Renata Castelo-Branco | INESC-ID/Instituto Superior Técnico, University of Lisbon

Supported by FCT|FCCN

Renata Castelo-Branco
Renata Castelo-Branco

Renata holds a master's degree in Architecture from Instituto Superior Técnico, Lisbon, Portugal. She also studied abroad during her master’s at the Technical University of Graz, Austria. Renata is currently working as an early-stage researcher at INESC-ID, a research and development institute in Lisbon, in the context of her PhD in Computer Science and Engineering. Her research focuses on representation methods for algorithmic design, the creation of architectural designs through algorithms, with the goal of facilitating programming-related tasks for professionals of the building industry.

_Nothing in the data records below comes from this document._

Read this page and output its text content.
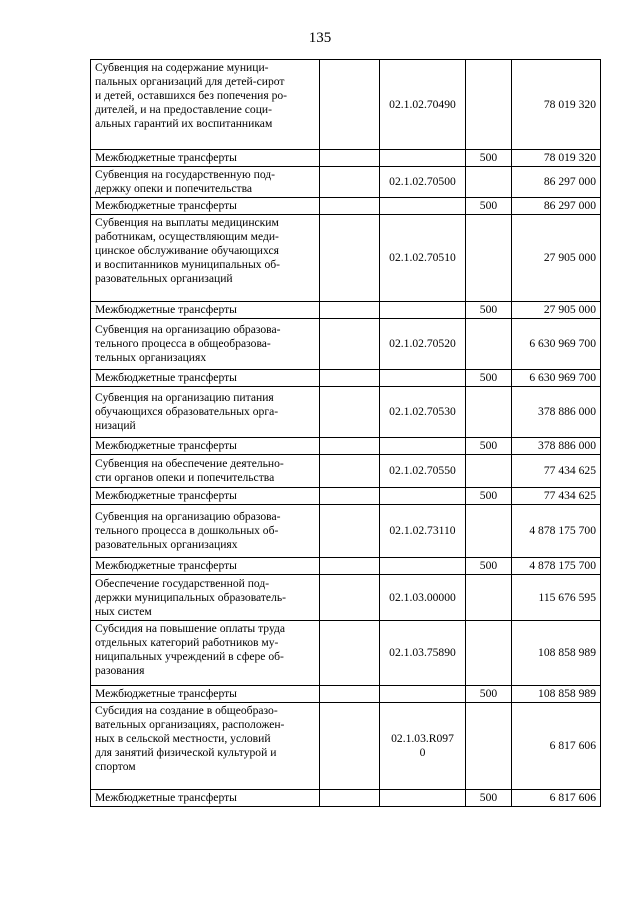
135
Субвенция на содержание муници-
пальных организаций для детей-сирот
и детей, оставшихся без попечения ро-
дителей, и на предоставление соци-
альных гарантий их воспитанникам		02.1.02.70490		78 019 320
Межбюджетные трансферты			500	78 019 320
Субвенция на государственную под-
держку опеки и попечительства		02.1.02.70500		86 297 000
Межбюджетные трансферты			500	86 297 000
Субвенция на выплаты медицинским
работникам, осуществляющим меди-
цинское обслуживание обучающихся
и воспитанников муниципальных об-
разовательных организаций		02.1.02.70510		27 905 000
Межбюджетные трансферты			500	27 905 000
Субвенция на организацию образова-
тельного процесса в общеобразова-
тельных организациях		02.1.02.70520		6 630 969 700
Межбюджетные трансферты			500	6 630 969 700
Субвенция на организацию питания
обучающихся образовательных орга-
низаций		02.1.02.70530		378 886 000
Межбюджетные трансферты			500	378 886 000
Субвенция на обеспечение деятельно-
сти органов опеки и попечительства		02.1.02.70550		77 434 625
Межбюджетные трансферты			500	77 434 625
Субвенция на организацию образова-
тельного процесса в дошкольных об-
разовательных организациях		02.1.02.73110		4 878 175 700
Межбюджетные трансферты			500	4 878 175 700
Обеспечение государственной под-
держки муниципальных образователь-
ных систем		02.1.03.00000		115 676 595
Субсидия на повышение оплаты труда
отдельных категорий работников му-
ниципальных учреждений в сфере об-
разования		02.1.03.75890		108 858 989
Межбюджетные трансферты			500	108 858 989
Субсидия на создание в общеобразо-
вательных организациях, расположен-
ных в сельской местности, условий
для занятий физической культурой и
спортом		02.1.03.R097
0		6 817 606
Межбюджетные трансферты			500	6 817 606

Lightning Talk | TNC23, Tirana, Albania


Tuesday 6th June, 16.25 - 16.30 | Concert Hall

When you picture an architect at work, how do you see them? Holding a pencil over a drawing board, maybe? How about the architects that designed the Morpheus Hotel in Macau; the Gherkin in London, or the Louvre in Abu Dhabi? Still imagining pencils?

Architecture, like many other art forms, frequently mirrors the technological advancements of its time, and these are just some examples of the multitude of projects that have been reflecting the increasing integration of computer science in the architectural domain. Today, architects have at their disposal tools that allow them to design, and manage, large-scale and non-conventional design solutions that would have been nearly impossible to conceive using traditional design methods. However, designing with algorithms requires programming, a concept with which practitioners often struggle. For architecture to benefit from computation at large, we still need to close the existing comprehension gap between algorithmic design programs and their behaviour, making this representation method more akin to the traditional architectural practice. The Algorithmic Design Sketchbook proposal addresses this problem by coupling algorithmic design with complementary representation methods that are adequate for designing complex architectural projects, and supporting their synchronisation with a design tool that architects feel comfortable using.